LaVerdiere, Eugene. "Chapter Six: Dining in the Kingdom of God: The Eucharist in Luke's Gospel." The Eucharist in the New Testament and the Early Church. Collegeville, Minnesota: The Liturgical Press (Pueblo), 1996, 79-95.
LaVerdiere evaluates eucharistic themes in Luke's Gospel, which he assigns the relatively late time of about 85 A.D., similar to his estimate of the composition of Matthew (LaVerdiere 1996, 79). The account in Luke is intended to speak to a Gentile audience, unlike the account in Matthew.
LaVerdiere distinguishes between the Last Supper, as a formal communal meal, and the Eucharist, also a formal meal (LaVerdiere 1996, 79).
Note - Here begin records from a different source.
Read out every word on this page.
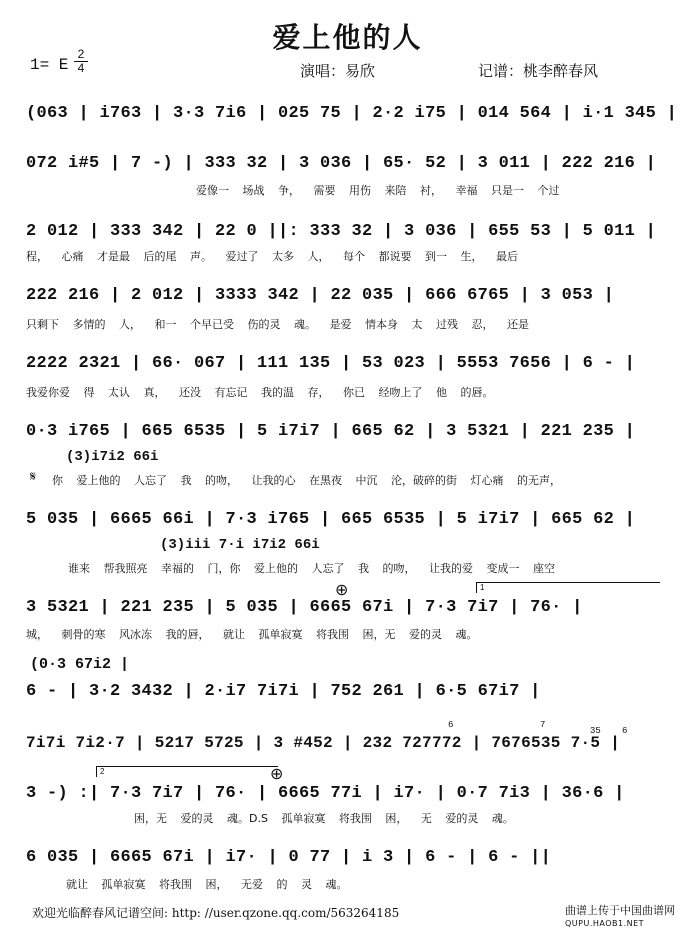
爱上他的人
1= E $\frac{2}{4}$	演唱：易欣	记谱：桃李醉春风
(063 | i763 | 3·3 7i6 | 025 75 | 2·2 i75 | 014 564 | i·1 345 |
072 i#5 | 7 -) | 333 32 | 3 036 | 65· 52 | 3 011 | 222 216 |
爱像一 场战 争， 需要 用伤 来陪 衬， 幸福 只是一 个过
2 012 | 333 342 | 22 0 ||: 333 32 | 3 036 | 655 53 | 5 011 |
程， 心痛 才是最 后的尾 声。 爱过了 太多 人， 每个 都说要 到一 生， 最后
222 216 | 2 012 | 3333 342 | 22 035 | 666 6765 | 3 053 |
只剩下 多情的 人， 和一 个早已受 伤的灵 魂。 是爱 情本身 太 过残 忍， 还是
2222 2321 | 66· 067 | 111 135 | 53 023 | 5553 7656 | 6 - |
我爱你爱 得 太认 真， 还没 有忘记 我的温 存， 你已 经吻上了 他 的唇。
0·3 i765 | 665 6535 | 5 i7i7 | 665 62 | 3 5321 | 221 235 |
(3)i7i2 66i
𝄋 你 爱上他的 人忘了 我 的吻， 让我的心 在黑夜 中沉 沦，破碎的街 灯心痛 的无声，
5 035 | 6665 66i | 7·3 i765 | 665 6535 | 5 i7i7 | 665 62 |
(3)iii 7·i i7i2 66i
谁来 帮我照亮 幸福的 门，你 爱上他的 人忘了 我 的吻， 让我的爱 变成一 座空
1
⊕
3 5321 | 221 235 | 5 035 | 6665 67i | 7·3 7i7 | 76· |
城， 刺骨的寒 风冰冻 我的唇， 就让 孤单寂寞 将我围 困，无 爱的灵 魂。
(0·3 67i2 |
6 - | 3·2 3432 | 2·i7 7i7i | 752 261 | 6·5 67i7 |
7i7i 7i2·7 | 5217 5725 | 3 #452 | 232 727772 | 7676535 7·5 |
6	7
35 6
2	⊕
3 -) :| 7·3 7i7 | 76· | 6665 77i | i7· | 0·7 7i3 | 36·6 |
困，无 爱的灵 魂。D.S 孤单寂寞 将我围 困， 无 爱的灵 魂。
6 035 | 6665 67i | i7· | 0 77 | i 3 | 6 - | 6 - ||
就让 孤单寂寞 将我围 困， 无爱 的 灵 魂。
欢迎光临醉春风记谱空间: http: //user.qzone.qq.com/563264185	曲谱上传于中国曲谱网
QUPU.HAOB1.NET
While in the Last Supper Jesus acts as the host and nourishes his guests, in the eucharist, LaVerdiere says, "Jesus is present among us as a participant, but also as nourishment, sharing his person with us and inviting us to do the same" (LaVerdiere 1996, 80). The two meals, in LaVerdiere's view, were conflated by the New Testament authors, a phenomenon made apparent to him through the fact that when the authors of the Gospels tell about the Last Supper, they include a form of the institution narrative. LaVerdiere sees much more discontinuity between the meals than this reader does.
Luke's presentation of eucharistic elements reflects his "interest in history, in liturgical tradition, in the discourses of Jesus, and in the meaning of meals" (LaVerdiere 1996, 81) Luke's presentation is, in some elements, spread across the Gospel and Acts. For instance, there is only one miraculous feeding of a multitude in the Gospel, set in Galilee (LaVerdiere 1996, 82). In Acts, there are instances of breaking bread in Gentile contexts.
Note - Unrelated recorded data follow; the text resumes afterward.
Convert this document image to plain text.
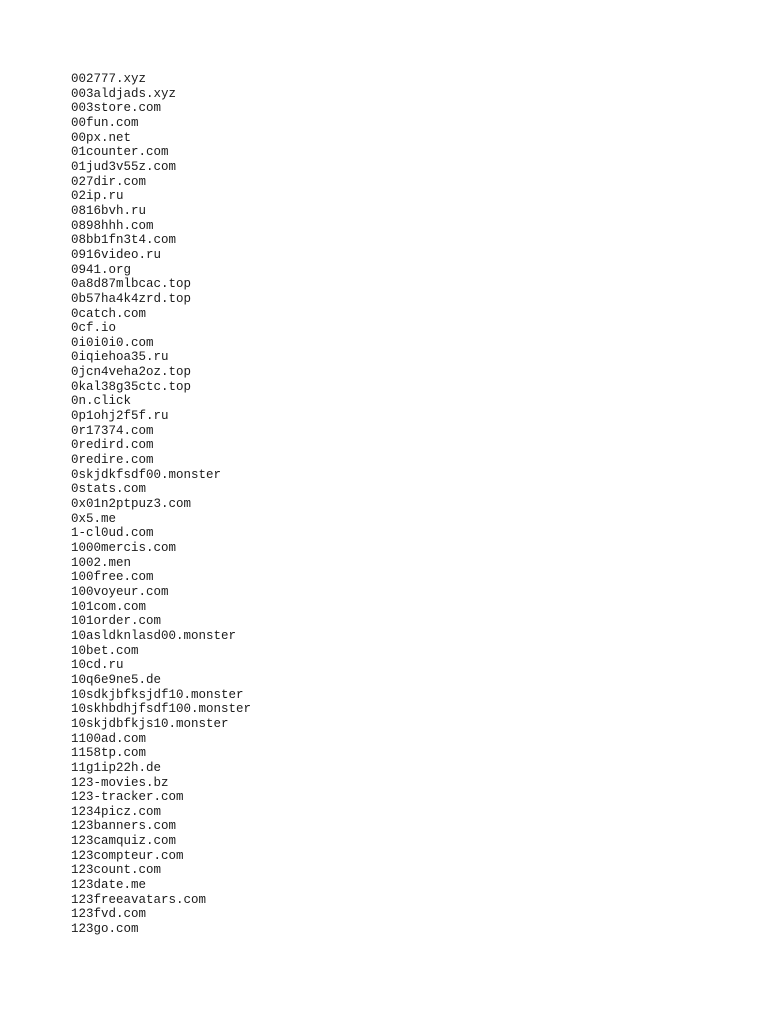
002777.xyz
003aldjads.xyz
003store.com
00fun.com
00px.net
01counter.com
01jud3v55z.com
027dir.com
02ip.ru
0816bvh.ru
0898hhh.com
08bb1fn3t4.com
0916video.ru
0941.org
0a8d87mlbcac.top
0b57ha4k4zrd.top
0catch.com
0cf.io
0i0i0i0.com
0iqiehoa35.ru
0jcn4veha2oz.top
0kal38g35ctc.top
0n.click
0p1ohj2f5f.ru
0r17374.com
0redird.com
0redire.com
0skjdkfsdf00.monster
0stats.com
0x01n2ptpuz3.com
0x5.me
1-cl0ud.com
1000mercis.com
1002.men
100free.com
100voyeur.com
101com.com
101order.com
10asldknlasd00.monster
10bet.com
10cd.ru
10q6e9ne5.de
10sdkjbfksjdf10.monster
10skhbdhjfsdf100.monster
10skjdbfkjs10.monster
1100ad.com
1158tp.com
11g1ip22h.de
123-movies.bz
123-tracker.com
1234picz.com
123banners.com
123camquiz.com
123compteur.com
123count.com
123date.me
123freeavatars.com
123fvd.com
123go.com
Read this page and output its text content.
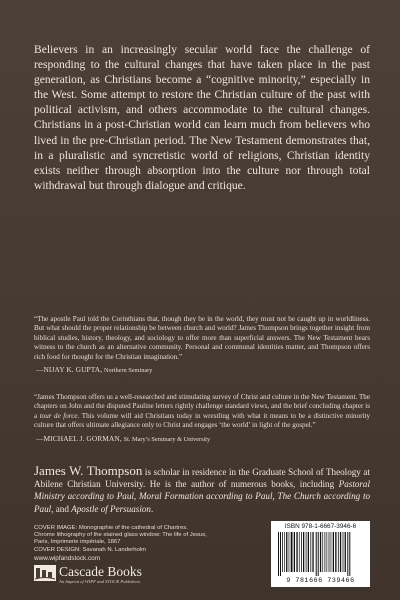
Believers in an increasingly secular world face the challenge of responding to the cultural changes that have taken place in the past generation, as Christians become a “cognitive minority,” especially in the West. Some attempt to restore the Christian culture of the past with political activism, and others accommodate to the cultural changes. Christians in a post-Christian world can learn much from believers who lived in the pre-Christian period. The New Testament demonstrates that, in a pluralistic and syncretistic world of religions, Christian identity exists neither through absorption into the culture nor through total withdrawal but through dialogue and critique.

“The apostle Paul told the Corinthians that, though they be in the world, they must not be caught up in worldliness. But what should the proper relationship be between church and world? James Thompson brings together insight from biblical studies, history, theology, and sociology to offer more than superficial answers. The New Testament bears witness to the church as an alternative community. Personal and communal identities matter, and Thompson offers rich food for thought for the Christian imagination.”

—NIJAY K. GUPTA, Northern Seminary

“James Thompson offers us a well-researched and stimulating survey of Christ and culture in the New Testament. The chapters on John and the disputed Pauline letters rightly challenge standard views, and the brief concluding chapter is a tour de force. This volume will aid Christians today in wrestling with what it means to be a distinctive minority culture that offers ultimate allegiance only to Christ and engages ‘the world’ in light of the gospel.”

—MICHAEL J. GORMAN, St. Mary’s Seminary & University

James W. Thompson is scholar in residence in the Graduate School of Theology at Abilene Christian University. He is the author of numerous books, including Pastoral Ministry according to Paul, Moral Formation according to Paul, The Church according to Paul, and Apostle of Persuasion.
COVER IMAGE: Monographie of the cathedral of Chartres.
Chrome lithography of the stained glass window: The life of Jesus,
Paris, Imprimerie impériale, 1867
COVER DESIGN: Savanah N. Landerholm
www.wipfandstock.com
Cascade Books
An Imprint of WIPF and STOCK Publishers
ISBN 978-1-6667-3946-6
9 781666 739466
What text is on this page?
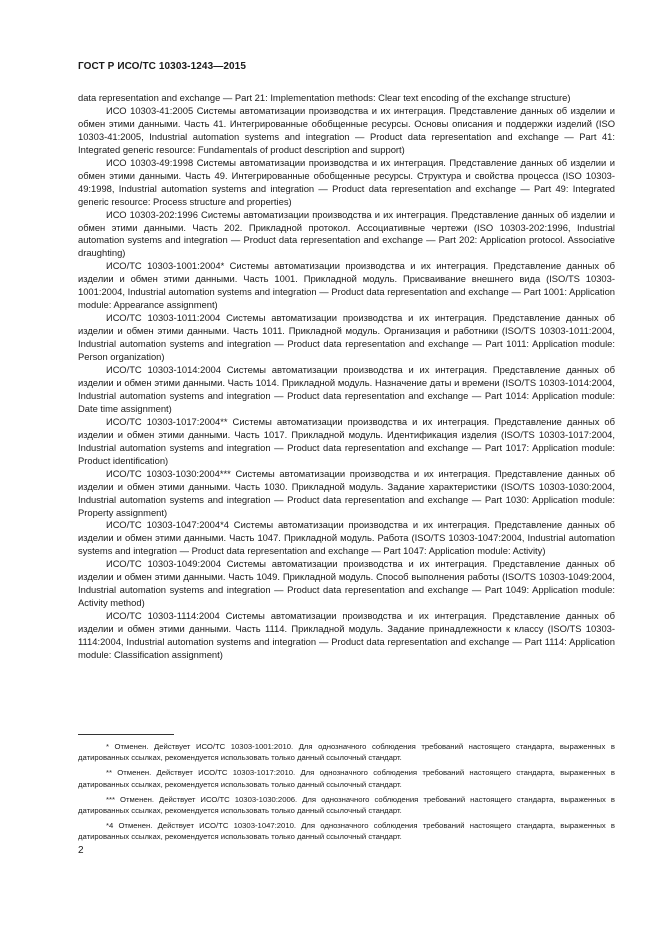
ГОСТ Р ИСО/ТС 10303-1243—2015

data representation and exchange — Part 21: Implementation methods: Clear text encoding of the exchange structure)

ИСО 10303-41:2005 Системы автоматизации производства и их интеграция. Представление данных об изделии и обмен этими данными. Часть 41. Интегрированные обобщенные ресурсы. Основы описания и поддержки изделий (ISO 10303-41:2005, Industrial automation systems and integration — Product data representation and exchange — Part 41: Integrated generic resource: Fundamentals of product description and support)

ИСО 10303-49:1998 Системы автоматизации производства и их интеграция. Представление данных об изделии и обмен этими данными. Часть 49. Интегрированные обобщенные ресурсы. Структура и свойства процесса (ISO 10303-49:1998, Industrial automation systems and integration — Product data representation and exchange — Part 49: Integrated generic resource: Process structure and properties)

ИСО 10303-202:1996 Системы автоматизации производства и их интеграция. Представление данных об изделии и обмен этими данными. Часть 202. Прикладной протокол. Ассоциативные чертежи (ISO 10303-202:1996, Industrial automation systems and integration — Product data representation and exchange — Part 202: Application protocol. Associative draughting)

ИСО/ТС 10303-1001:2004* Системы автоматизации производства и их интеграция. Представление данных об изделии и обмен этими данными. Часть 1001. Прикладной модуль. Присваивание внешнего вида (ISO/TS 10303-1001:2004, Industrial automation systems and integration — Product data representation and exchange — Part 1001: Application module: Appearance assignment)

ИСО/ТС 10303-1011:2004 Системы автоматизации производства и их интеграция. Представление данных об изделии и обмен этими данными. Часть 1011. Прикладной модуль. Организация и работники (ISO/TS 10303-1011:2004, Industrial automation systems and integration — Product data representation and exchange — Part 1011: Application module: Person organization)

ИСО/ТС 10303-1014:2004 Системы автоматизации производства и их интеграция. Представление данных об изделии и обмен этими данными. Часть 1014. Прикладной модуль. Назначение даты и времени (ISO/TS 10303-1014:2004, Industrial automation systems and integration — Product data representation and exchange — Part 1014: Application module: Date time assignment)

ИСО/ТС 10303-1017:2004** Системы автоматизации производства и их интеграция. Представление данных об изделии и обмен этими данными. Часть 1017. Прикладной модуль. Идентификация изделия (ISO/TS 10303-1017:2004, Industrial automation systems and integration — Product data representation and exchange — Part 1017: Application module: Product identification)

ИСО/ТС 10303-1030:2004*** Системы автоматизации производства и их интеграция. Представление данных об изделии и обмен этими данными. Часть 1030. Прикладной модуль. Задание характеристики (ISO/TS 10303-1030:2004, Industrial automation systems and integration — Product data representation and exchange — Part 1030: Application module: Property assignment)

ИСО/ТС 10303-1047:2004*4 Системы автоматизации производства и их интеграция. Представление данных об изделии и обмен этими данными. Часть 1047. Прикладной модуль. Работа (ISO/TS 10303-1047:2004, Industrial automation systems and integration — Product data representation and exchange — Part 1047: Application module: Activity)

ИСО/ТС 10303-1049:2004 Системы автоматизации производства и их интеграция. Представление данных об изделии и обмен этими данными. Часть 1049. Прикладной модуль. Способ выполнения работы (ISO/TS 10303-1049:2004, Industrial automation systems and integration — Product data representation and exchange — Part 1049: Application module: Activity method)

ИСО/ТС 10303-1114:2004 Системы автоматизации производства и их интеграция. Представление данных об изделии и обмен этими данными. Часть 1114. Прикладной модуль. Задание принадлежности к классу (ISO/TS 10303-1114:2004, Industrial automation systems and integration — Product data representation and exchange — Part 1114: Application module: Classification assignment)

* Отменен. Действует ИСО/ТС 10303-1001:2010. Для однозначного соблюдения требований настоящего стандарта, выраженных в датированных ссылках, рекомендуется использовать только данный ссылочный стандарт.

** Отменен. Действует ИСО/ТС 10303-1017:2010. Для однозначного соблюдения требований настоящего стандарта, выраженных в датированных ссылках, рекомендуется использовать только данный ссылочный стандарт.

*** Отменен. Действует ИСО/ТС 10303-1030:2006. Для однозначного соблюдения требований настоящего стандарта, выраженных в датированных ссылках, рекомендуется использовать только данный ссылочный стандарт.

*4 Отменен. Действует ИСО/ТС 10303-1047:2010. Для однозначного соблюдения требований настоящего стандарта, выраженных в датированных ссылках, рекомендуется использовать только данный ссылочный стандарт.

2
Luke's Gospel records ten meals of Jesus, as well as parables and other statements closely related to food (LaVerdiere 1996, 83). Each instance shows an aspect of Christian lfie and ministry.
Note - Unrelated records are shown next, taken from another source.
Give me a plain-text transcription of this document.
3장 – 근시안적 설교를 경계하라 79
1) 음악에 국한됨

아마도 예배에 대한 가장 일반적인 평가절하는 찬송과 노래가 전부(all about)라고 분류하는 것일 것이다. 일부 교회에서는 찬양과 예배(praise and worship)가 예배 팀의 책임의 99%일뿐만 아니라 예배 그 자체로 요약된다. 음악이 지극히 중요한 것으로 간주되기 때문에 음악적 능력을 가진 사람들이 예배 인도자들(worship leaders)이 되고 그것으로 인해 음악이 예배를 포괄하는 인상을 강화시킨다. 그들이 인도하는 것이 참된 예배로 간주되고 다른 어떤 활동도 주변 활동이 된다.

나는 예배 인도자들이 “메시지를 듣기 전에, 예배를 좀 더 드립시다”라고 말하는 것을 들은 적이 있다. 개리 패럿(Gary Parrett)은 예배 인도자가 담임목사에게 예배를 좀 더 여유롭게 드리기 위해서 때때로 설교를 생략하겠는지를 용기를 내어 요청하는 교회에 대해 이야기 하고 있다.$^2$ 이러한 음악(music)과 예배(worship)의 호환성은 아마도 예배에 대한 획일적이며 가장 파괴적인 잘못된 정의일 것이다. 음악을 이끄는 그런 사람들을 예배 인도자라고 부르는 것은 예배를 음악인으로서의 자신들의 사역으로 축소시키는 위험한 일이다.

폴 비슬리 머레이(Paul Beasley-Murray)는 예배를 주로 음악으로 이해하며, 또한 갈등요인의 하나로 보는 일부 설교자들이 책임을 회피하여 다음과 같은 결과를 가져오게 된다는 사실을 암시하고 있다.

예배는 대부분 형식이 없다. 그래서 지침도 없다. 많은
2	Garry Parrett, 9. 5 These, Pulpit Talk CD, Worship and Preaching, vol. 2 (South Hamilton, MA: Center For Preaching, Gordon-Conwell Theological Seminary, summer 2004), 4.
LaVerdiere briefly describes the different Christian communities which he thinks led to the development of the different canonical Gospels. In the Lukan community he describes a setting in which the Gospel was proving to reach universally. This would spur them "to position themselves in relation to the entire world" (LaVerdiere 1996, 85). He describes challenges based on success as well as leaders who needed to be reminded to care for the poor.
LaVerdiere discusses the different meals with Jesus in Luke in order, showing in each one a different focus on a needed element within the Lukan community as he has envisioned it (LaVerdiere 1996, 86ff).
The Last Supper meal is presented in Luke as a Passover meal, but here the first Christian Passover (LaVerdiere 1996, 89). LaVerdiere presents a chart of the parallels between Mark, Luke, and 1 Corinthians, before describing the way Luke particularly points not only to a fellowshp meal, but to the Passover and its significance in redemption (LaVerdiere 1996, 89ff).
LaVerdiere further takes the meals with Jesus after the resurrection in Luke to have eucharistic significance. In both instances, Jesus blesses the people in light of his finished work as he breaks the bread for the people who are facing discouragement (LaVerdiere 1996, 92). The breaking of bread became the way Jesus' people entered into his passion and resurrection.